Une effroyable douleur se peignit sur les traits de Morrel ; il saisit la main de Monte-Cristo.

— Mais cela recommence ! vous dis-je.

— Eh bien ! dit le comte, étonné de cette insistance à laquelle il ne comprenait rien, et regardant Maximilien attentivement, laissez recommencer : c’est une famille d’Atrides ; Dieu les a condamnés, et ils subiront la sentence ; ils vont tous disparaître comme ces moines que les enfants fabriquent avec des cartes pliées, et qui tombent les uns après les autres sous le souffle de leur créateur, y en eût-il deux cents. C’était M. de Saint-Méran il y a trois mois ; c’était madame de Saint-Méran il y a deux mois ; c’était Barrois l’autre jour ; aujourd’hui c’est le vieux Noirtier ou la jeune Valentine.

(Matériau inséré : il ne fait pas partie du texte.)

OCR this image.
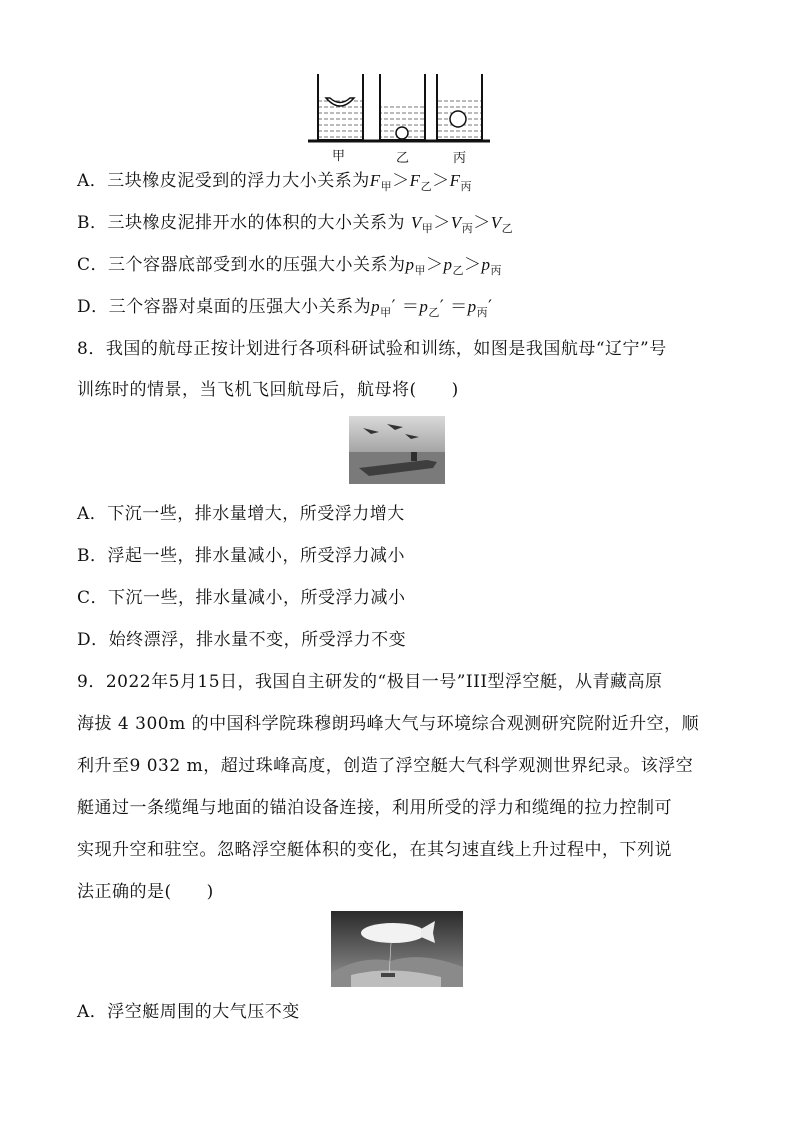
甲	乙	丙
A．三块橡皮泥受到的浮力大小关系为$F_甲>F_乙>F_丙$
B．三块橡皮泥排开水的体积的大小关系为 $V_甲>V_丙>V_乙$
C．三个容器底部受到水的压强大小关系为$p_甲>p_乙>p_丙$
D．三个容器对桌面的压强大小关系为$p_甲' =p_乙' =p_丙'$
8．我国的航母正按计划进行各项科研试验和训练，如图是我国航母“辽宁”号
训练时的情景，当飞机飞回航母后，航母将(　　)
A．下沉一些，排水量增大，所受浮力增大
B．浮起一些，排水量减小，所受浮力减小
C．下沉一些，排水量减小，所受浮力减小
D．始终漂浮，排水量不变，所受浮力不变
9．2022年5月15日，我国自主研发的“极目一号”III型浮空艇，从青藏高原
海拔 4 300m 的中国科学院珠穆朗玛峰大气与环境综合观测研究院附近升空，顺
利升至9 032 m，超过珠峰高度，创造了浮空艇大气科学观测世界纪录。该浮空
艇通过一条缆绳与地面的锚泊设备连接，利用所受的浮力和缆绳的拉力控制可
实现升空和驻空。忽略浮空艇体积的变化，在其匀速直线上升过程中，下列说
法正确的是(　　)
A．浮空艇周围的大气压不变
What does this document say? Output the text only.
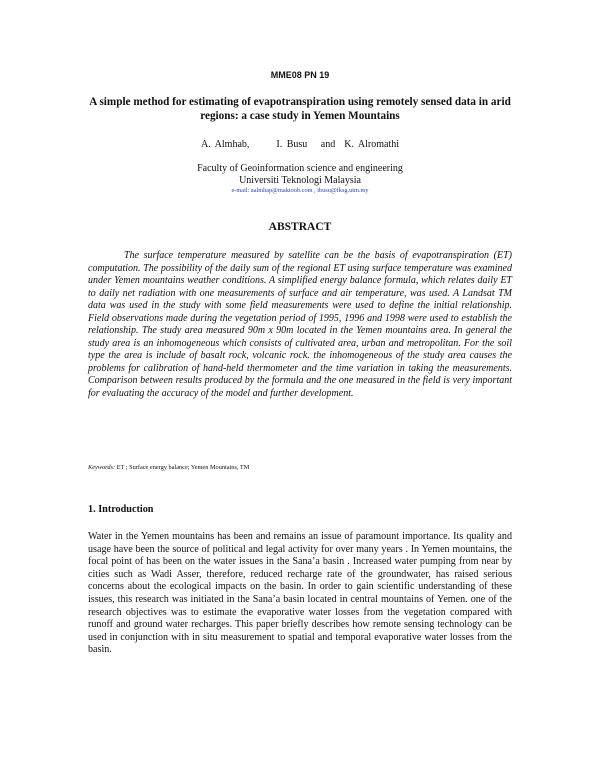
MME08 PN 19
A simple method for estimating of evapotranspiration using remotely sensed data in arid regions: a case study in Yemen Mountains
A. Almhab,      I. Busu   and  K. Alromathi
Faculty of Geoinformation science and engineering
Universiti Teknologi Malaysia
e-mail: aalmhap@maktoob.com , ibusu@fksg.utm.my
ABSTRACT

The surface temperature measured by satellite can be the basis of evapotranspiration (ET) computation. The possibility of the daily sum of the regional ET using surface temperature was examined under Yemen mountains weather conditions. A simplified energy balance formula, which relates daily ET to daily net radiation with one measurements of surface and air temperature, was used. A Landsat TM data was used in the study with some field measurements were used to define the initial relationship. Field observations made during the vegetation period of 1995, 1996 and 1998 were used to establish the relationship. The study area measured 90m x 90m located in the Yemen mountains area. In general the study area is an inhomogeneous which consists of cultivated area, urban and metropolitan. For the soil type the area is include of basalt rock, volcanic rock. the inhomogeneous of the study area causes the problems for calibration of hand-held thermometer and the time variation in taking the measurements. Comparison between results produced by the formula and the one measured in the field is very important for evaluating the accuracy of the model and further development.

Keywords: ET ; Surface energy balance; Yemen Mountains, TM
1. Introduction

Water in the Yemen mountains has been and remains an issue of paramount importance. Its quality and usage have been the source of political and legal activity for over many years . In Yemen mountains, the focal point of has been on the water issues in the Sana’a basin . Increased water pumping from near by cities such as Wadi Asser, therefore, reduced recharge rate of the groundwater, has raised serious concerns about the ecological impacts on the basin. In order to gain scientific understanding of these issues, this research was initiated in the Sana’a basin located in central mountains of Yemen. one of the research objectives was to estimate the evaporative water losses from the vegetation compared with runoff and ground water recharges. This paper briefly describes how remote sensing technology can be used in conjunction with in situ measurement to spatial and temporal evaporative water losses from the basin.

— Vous le saviez ? s’écria Morrel dans un tel paroxysme de terreur, que Monte-Cristo tressaillit, lui que la chute du ciel eût trouvé impassible ; vous le saviez et vous ne disiez rien ?

— Eh ! que m’importe ! reprit Monte-Cristo en haussant les épaules, est-ce que je connais ces gens-là, moi, et faut-il que je perde l’un pour sauver l’autre ? Ma foi, non, car, entre le coupable et la victime, je n’ai pas de préférence.

— Mais moi, moi ! s’écria Morrel en hurlant de douleur, moi, je l’aime !

— Vous aimez, qui ? s’écria Monte-Cristo en bondissant sur ses pieds et en saisissant les deux mains que Morrel élevait, en les tordant, vers le ciel.